David Kay's report contains no clear evidence of Iraqi WMDs
David Kay’s report contains no clear evidence of Iraqi WMDs

David Kay’s report contains no clear evidence of Iraqi WMDs

Little or no capacity

In a report to the committees that was released in declassified form, Kay’s team found that Iraq had little or no capacity to produce chemical warfare agents before the war because of damage inflicted by US air strikes and years of sanctions.

Kay insisted the findings did not mean the United States had concluded there were no weapons. “My advice to everyone is still don’t be surprised by surprises in Iraq,” he said.

It would take between six and nine more months to give a firm indication of the state of the Iraqi weapons program, he said.

The search had already cost $300 million and the administration plans to ask for $600 million more, the New York Times reported.

‘Progress report’

Kay’s team did find that Saddam had not given up his goal to acquire weapons of mass destruction, and that the Iraqis were well advanced in developing missiles with ranges at least up to 1000 km (620 miles), well in excess of the 150km (90-mile) range allowed under UN sanctions.

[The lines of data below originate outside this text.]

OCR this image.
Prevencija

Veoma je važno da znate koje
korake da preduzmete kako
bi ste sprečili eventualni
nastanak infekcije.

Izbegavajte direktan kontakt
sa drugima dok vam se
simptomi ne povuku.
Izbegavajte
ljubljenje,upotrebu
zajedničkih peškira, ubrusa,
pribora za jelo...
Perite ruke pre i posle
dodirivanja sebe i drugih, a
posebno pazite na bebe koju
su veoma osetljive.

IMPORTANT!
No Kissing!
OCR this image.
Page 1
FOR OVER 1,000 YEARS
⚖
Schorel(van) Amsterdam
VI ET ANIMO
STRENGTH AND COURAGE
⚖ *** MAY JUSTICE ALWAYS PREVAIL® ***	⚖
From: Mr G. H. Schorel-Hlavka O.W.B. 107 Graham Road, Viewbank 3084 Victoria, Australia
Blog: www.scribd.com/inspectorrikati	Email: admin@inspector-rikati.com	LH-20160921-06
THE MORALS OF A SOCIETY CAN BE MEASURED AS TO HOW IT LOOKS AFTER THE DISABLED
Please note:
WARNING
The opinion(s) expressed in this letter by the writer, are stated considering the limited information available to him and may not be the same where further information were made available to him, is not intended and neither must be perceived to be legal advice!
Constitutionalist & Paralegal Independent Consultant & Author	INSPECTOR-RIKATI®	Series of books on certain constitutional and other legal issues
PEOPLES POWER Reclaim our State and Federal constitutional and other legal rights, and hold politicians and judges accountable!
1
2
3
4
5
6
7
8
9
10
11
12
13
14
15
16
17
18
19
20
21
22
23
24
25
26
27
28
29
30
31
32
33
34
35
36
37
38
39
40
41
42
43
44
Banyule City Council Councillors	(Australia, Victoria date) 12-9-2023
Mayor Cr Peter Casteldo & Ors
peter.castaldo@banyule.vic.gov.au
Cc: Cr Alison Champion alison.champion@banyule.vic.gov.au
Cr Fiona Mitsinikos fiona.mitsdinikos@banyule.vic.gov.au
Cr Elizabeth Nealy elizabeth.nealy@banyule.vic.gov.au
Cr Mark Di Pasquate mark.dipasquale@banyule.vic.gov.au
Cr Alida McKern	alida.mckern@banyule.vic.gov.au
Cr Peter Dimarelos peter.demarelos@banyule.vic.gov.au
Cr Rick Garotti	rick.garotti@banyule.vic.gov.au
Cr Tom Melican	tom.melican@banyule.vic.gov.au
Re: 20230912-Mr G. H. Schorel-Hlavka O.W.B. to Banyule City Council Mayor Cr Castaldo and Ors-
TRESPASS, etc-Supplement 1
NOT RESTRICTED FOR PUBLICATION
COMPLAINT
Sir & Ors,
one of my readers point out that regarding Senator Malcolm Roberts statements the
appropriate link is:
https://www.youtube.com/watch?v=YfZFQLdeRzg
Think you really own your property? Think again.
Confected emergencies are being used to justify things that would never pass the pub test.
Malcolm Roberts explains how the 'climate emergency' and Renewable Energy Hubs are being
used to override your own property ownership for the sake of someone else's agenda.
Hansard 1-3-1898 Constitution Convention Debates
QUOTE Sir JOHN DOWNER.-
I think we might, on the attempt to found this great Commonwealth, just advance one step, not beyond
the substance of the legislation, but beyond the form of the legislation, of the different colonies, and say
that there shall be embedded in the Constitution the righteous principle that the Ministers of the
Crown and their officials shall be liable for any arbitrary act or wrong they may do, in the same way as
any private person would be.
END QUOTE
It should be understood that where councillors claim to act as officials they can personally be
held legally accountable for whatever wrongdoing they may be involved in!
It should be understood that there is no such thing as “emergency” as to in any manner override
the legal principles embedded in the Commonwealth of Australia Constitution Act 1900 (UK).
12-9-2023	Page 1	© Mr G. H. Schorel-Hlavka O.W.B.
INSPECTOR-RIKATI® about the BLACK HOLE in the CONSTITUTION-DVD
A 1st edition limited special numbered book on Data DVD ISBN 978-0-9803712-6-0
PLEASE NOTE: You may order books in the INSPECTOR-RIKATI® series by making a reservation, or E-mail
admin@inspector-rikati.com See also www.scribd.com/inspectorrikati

Asked about Kay’s remarks, a senior White House official who declined to be named replied, “Keep in mind it is a progress report, not a final reckoning of Iraq’s weapons of mass destruction programmes.”

Australian Prime Minister John Howard said on Friday he had no regrets over Australia’s role in the US-led war on Iraq, despite Kay’s failure to unearth any of the weapons cited as the reason for the invasion.

“(The report) confirms how dangerous and deceitful the regime was, and how the military action was indeed both justified and essential to remove the dangers”

Jack Straw,
UK foreign minister

“You make judgements on the basis of the information available at the time you are required to make those judgements and the judgement was valid, the judgement was justified and it’s a judgement I totally stand by and do not retreat from one iota,” he said.

In London, British Foreign Minister Jack Straw said in a statement that Kay’s report “confirms how dangerous and deceitful the regime was, and how the military action was indeed both justified and essential to remove the dangers.”

Britain was the main US ally in the Iraq war, and Prime Minister Tony Blair also faces widespread criticism over the evidence used to back the case for the invasion.